Sifat gerakan otomatis atau tanpa tujuan berulang-ulang (Otomatisasi), postur
berkelanjutan, kehadiran mioklonus, dan durasi penyitaan bantuan untuk menggambarkan
jenis serangan tertentu atau sindrom epilepsi. Temuan setelah kejang yang tidak spesifik
seperti kelesuan dan kebingungam harus dibedakan dari kelainan neurologik fokal seperti
hemiparesis atau aphasia yang mengarah ke onset kejang.
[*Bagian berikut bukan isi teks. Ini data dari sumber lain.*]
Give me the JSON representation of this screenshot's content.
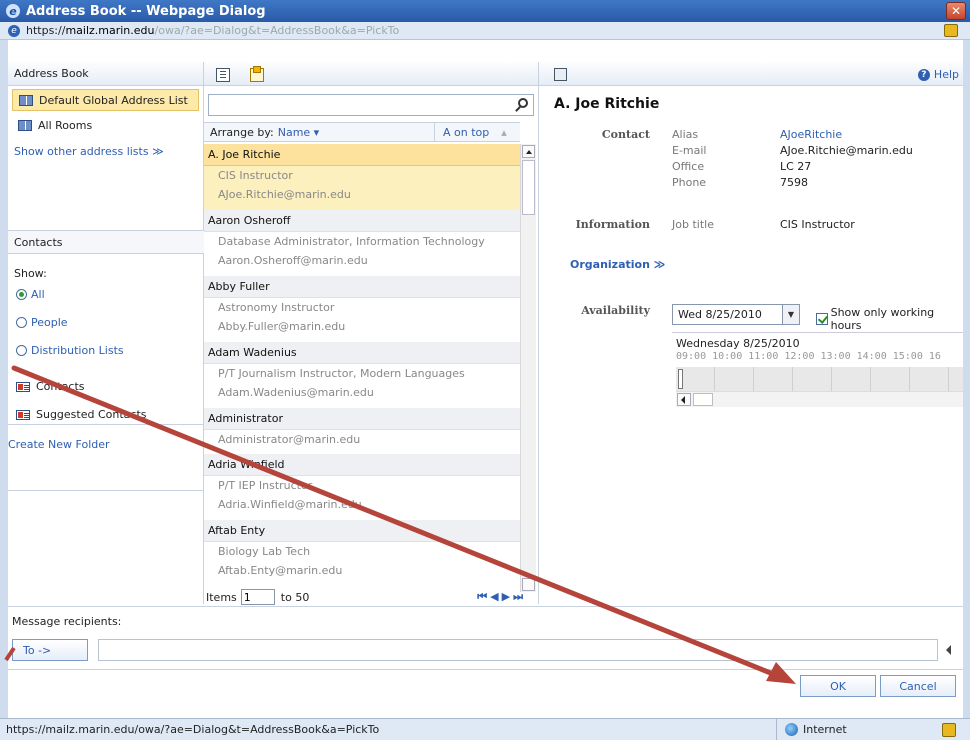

Temuan pada pemeriksaan
neurologis biasanya normal pada pasien dengan epilepsi tapi kadang-kadang dapat
memberikan petunjuk etiologi. Tanda fokal mengindikasikan adanya lesi otak yang
mendasari.
Elektroencefalografi
Karena epilepsi pada dasarnya merupakan suatu gangguan fisiologis fungsi otak,
EEG adalah tes laboratorium yang paling penting dalam mengevaluasi pasien dengan kejang.
EEG membantu baik untuk menetapkan diagnosis epilepsi dan mengkarakterisasi sindrom
epilepsi tertentu. Temuan EEG juga dapat membantu dalam manajemen dan pada prognosis.
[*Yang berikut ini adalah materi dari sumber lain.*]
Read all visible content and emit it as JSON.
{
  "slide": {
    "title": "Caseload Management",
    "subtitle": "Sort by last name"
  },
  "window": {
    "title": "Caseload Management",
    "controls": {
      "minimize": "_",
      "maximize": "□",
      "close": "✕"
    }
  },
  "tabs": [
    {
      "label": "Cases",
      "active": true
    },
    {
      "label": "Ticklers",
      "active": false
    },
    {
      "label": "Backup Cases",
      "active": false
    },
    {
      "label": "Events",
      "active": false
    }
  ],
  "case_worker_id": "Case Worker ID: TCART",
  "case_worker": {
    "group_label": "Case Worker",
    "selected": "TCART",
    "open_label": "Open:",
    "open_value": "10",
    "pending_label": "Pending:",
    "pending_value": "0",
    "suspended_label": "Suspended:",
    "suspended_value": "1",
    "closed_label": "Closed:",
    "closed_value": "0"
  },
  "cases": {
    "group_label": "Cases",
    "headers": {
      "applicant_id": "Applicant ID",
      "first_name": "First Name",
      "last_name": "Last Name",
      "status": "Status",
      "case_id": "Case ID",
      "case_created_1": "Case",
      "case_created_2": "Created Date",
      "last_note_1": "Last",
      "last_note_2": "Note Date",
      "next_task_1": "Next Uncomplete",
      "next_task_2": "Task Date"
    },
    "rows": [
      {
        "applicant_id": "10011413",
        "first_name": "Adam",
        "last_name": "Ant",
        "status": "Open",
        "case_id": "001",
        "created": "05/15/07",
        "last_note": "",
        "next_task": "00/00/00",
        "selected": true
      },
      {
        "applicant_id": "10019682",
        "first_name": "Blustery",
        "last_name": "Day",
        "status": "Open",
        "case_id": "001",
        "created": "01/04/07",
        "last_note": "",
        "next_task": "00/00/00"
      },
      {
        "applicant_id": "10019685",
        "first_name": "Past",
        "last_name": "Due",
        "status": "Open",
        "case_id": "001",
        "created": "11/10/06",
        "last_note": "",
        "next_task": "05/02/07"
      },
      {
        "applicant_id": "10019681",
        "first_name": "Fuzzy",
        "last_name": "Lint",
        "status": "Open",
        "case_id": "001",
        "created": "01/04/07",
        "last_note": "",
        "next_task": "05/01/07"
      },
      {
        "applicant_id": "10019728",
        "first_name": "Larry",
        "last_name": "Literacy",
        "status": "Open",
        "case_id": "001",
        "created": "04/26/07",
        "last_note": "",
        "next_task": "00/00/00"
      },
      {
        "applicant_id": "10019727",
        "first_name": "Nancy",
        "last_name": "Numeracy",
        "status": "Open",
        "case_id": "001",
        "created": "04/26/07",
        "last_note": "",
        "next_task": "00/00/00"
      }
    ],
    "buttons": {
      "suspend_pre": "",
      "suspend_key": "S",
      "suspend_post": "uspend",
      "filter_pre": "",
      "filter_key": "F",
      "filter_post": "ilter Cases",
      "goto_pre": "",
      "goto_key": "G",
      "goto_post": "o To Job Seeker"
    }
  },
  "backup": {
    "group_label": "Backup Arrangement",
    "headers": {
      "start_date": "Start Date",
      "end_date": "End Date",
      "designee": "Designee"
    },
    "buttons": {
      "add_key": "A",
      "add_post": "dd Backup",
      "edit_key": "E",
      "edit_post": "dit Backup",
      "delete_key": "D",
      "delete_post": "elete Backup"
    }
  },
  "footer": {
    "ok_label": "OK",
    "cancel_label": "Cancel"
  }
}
Pelepasan epileptiform (paku dan gelombang tajam) sangat berkorelasi dengan
kerentanan kejang dan dapat direkam pada EEG pertama di sekitar 50% dari pasien. Temuan
serupa dicatat dalam hanya 1% sampai 2% orang dewasa normal dan dalam persentase yang
agak lebih tinggi dari anak normal. Ketika beberapa EEG diperoleh, kelainan epileptiform
akhirnya muncul di 60% sampai 90% dari orang dewasa dengan epilepsi, tetapi hasil
penelitian positif tidak meningkat secara substansial setelah tiga atau empat tes. Penting
untuk diingat bahwa 10% sampai 40% pasien dengan epilepsi tidak menunjukkan kelainan
epileptiform pada EEG rutin, sebuah EEG normal atau abnormal nonspesifik pernah
termasuk diagnosis. Tidur, hiperventilasi, stimulasi yg berhubung dengan cahaya dan
penempatan elektroda khusus secara rutin digunakan untuk meningkatkan kemungkinan
kelainan rekaman epileptiform.
Indikasi pemeriksaan elektroencefalografi adalah:
1. Membantu menegakkan diagnosis epilepsi.
2. Menentukan progmosis pada ksus tertentu.
3. Pertimbangan pada penghentian obat anti epilepsi.
4. Membantu menentukan letak fokus.
5. Bila ada perubahan bentuk bangkitan dari bangkitan sebelumnya.
Pencitraan Otak (brain imaging)
MRI harus dilakukan pada semua pasien di atas usia 18 tahun dan pada anak
dengan perkembangan abnormal, temuan abnormal pada pemeriksaan fisik atau jenis kejang
yang mungkin merupakan manifestasi dari gejala epilepsi. CT akan sering melewatkan lesi
epileptogenik umum seperti sklerosis hipokampus, displasia kortikal dan malformasi
kavernosa. Karena CT sangat sensitif untuk mendeteksi kalsifikasi otak, CT nonkontras
(selain MRI) dapat membantu pada pasien yang berisiko untuk neuroscistiserkosis.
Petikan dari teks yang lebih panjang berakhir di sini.